In this way a decreased pain threshold develops, i.e. a greater ease in transmitting the painful stimulus and negatively influencing brain development, resulting in increased fragility in stress-related disorders and anxiety-related behaviour.
Thus the experience of pain during the neonatal period and in infancy may determine the ultimate structure of the adult pain system.
Even the preterm infant remembers pain: many studies have shown that memory is formed and enriched at very early stages and affects what we perceive throughout our lives.
Many of these memories remain unconscious, but can lead to behavioural, cognitive and psychosocial problems.
In addition, repeated pain stimuli, which are not covered by adequate pain therapy, amplify the pain sensation and give rise to the phenomenon of sensitisation.
Sensitisation is a clinically important process that contributes to pain, soreness, hyperalgesia, the accentuation of pain symptoms in response to a normally painful stimulus, and allodynia, the perception of pain in response to a non-painful stimulus.
An example of sensitisation is sunburned skin, where a pat on the back, a hot shower or simply touching a T-shirt can cause a sensation of acute pain.
The three components of pain perception in children:
How this happens is not entirely clear, just as many doubts remain about the location of the brain structures where the activity that produces pain perception takes place.
Recent hypotheses define three components involved in children’s pain:
- Direct, representing dull, slow, diffuse pain transmitted by C-type nerve fibres;
- Discriminative, transmitted by delta, myelinated, fast A-fibres;
- Cognitive, which refers to the brain and the ability to understand the pain experience and is influenced by family, culture and previous pain experiences.

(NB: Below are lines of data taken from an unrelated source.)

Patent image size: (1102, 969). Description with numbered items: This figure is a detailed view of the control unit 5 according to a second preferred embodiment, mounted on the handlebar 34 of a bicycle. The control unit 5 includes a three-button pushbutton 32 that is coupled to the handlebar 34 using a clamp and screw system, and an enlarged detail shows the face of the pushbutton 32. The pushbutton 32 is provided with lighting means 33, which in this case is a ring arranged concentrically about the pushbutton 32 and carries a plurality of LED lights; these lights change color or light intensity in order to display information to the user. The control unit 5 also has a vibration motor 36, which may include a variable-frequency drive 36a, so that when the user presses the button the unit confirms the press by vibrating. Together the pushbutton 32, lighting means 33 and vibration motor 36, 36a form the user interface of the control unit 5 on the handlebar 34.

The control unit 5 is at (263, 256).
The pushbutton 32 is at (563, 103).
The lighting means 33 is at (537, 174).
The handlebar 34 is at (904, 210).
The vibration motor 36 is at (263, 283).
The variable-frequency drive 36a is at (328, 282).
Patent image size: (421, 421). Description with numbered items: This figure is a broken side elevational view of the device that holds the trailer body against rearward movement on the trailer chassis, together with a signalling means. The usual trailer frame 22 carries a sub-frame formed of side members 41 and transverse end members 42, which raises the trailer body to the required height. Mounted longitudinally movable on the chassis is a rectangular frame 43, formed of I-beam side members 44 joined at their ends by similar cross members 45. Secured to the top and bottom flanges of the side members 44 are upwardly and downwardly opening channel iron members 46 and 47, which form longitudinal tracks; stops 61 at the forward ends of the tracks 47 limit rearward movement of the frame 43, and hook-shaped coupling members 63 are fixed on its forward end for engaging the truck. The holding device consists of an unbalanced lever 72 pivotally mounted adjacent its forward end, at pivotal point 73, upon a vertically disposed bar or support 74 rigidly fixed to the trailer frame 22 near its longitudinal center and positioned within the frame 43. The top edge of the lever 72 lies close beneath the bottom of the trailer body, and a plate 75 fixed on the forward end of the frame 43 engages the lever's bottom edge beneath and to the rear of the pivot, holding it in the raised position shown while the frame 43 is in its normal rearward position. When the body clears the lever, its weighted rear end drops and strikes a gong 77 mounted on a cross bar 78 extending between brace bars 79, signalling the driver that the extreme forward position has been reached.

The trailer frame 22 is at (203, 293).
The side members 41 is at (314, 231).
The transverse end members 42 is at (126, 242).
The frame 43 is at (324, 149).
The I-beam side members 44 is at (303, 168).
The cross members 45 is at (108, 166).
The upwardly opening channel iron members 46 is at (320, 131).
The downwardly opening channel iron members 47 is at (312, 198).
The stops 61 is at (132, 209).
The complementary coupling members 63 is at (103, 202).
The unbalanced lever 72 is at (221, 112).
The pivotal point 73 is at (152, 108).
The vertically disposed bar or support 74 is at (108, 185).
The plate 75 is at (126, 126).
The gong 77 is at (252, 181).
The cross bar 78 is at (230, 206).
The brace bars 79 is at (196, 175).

The influence of the family environment on the frequency of pain sensation seems to occur especially in the adolescent years: mothers of adolescents with pain symptoms show more symptoms of stress, anxiety and depression than mothers of adolescents who had no pain.
In addition, it appears that symptoms of anxiety during pregnancy may anticipate the presence of somatic disorders, which are linked to the relationship between body, environment and mind, in children at 18 months of age.
Finally, cognitive dysfunction or catastrophic parental thinking appears to have an influence in the development of chronic pain, which continues over time, in children.
The role of parents in children’s feelings of pain:
Unfortunately, even an overprotective attitude of parents, such as asking children often about painful symptoms or preventing them from regular physical activity, are related to increased disability, reduced autonomy in doing daily actions, in children with chronic pain.
From what has been said, it is clear that pain is not a simple nervous mechanism to describe, but the perception of pain depends on a complex interaction between different structures and phenomena, which continually modulate the extent and quality of the perceived pain: it is a somatopsychic, physical and psychic, subjective experience, characterised by biological, affective, relational, experiential and cultural features that cannot be separated.
From this explanation of pain, it follows that a therapy with drugs that eliminate or reduce pain, called antalgics, correct cannot disregard a global and individualised approach to the person of the child who suffers.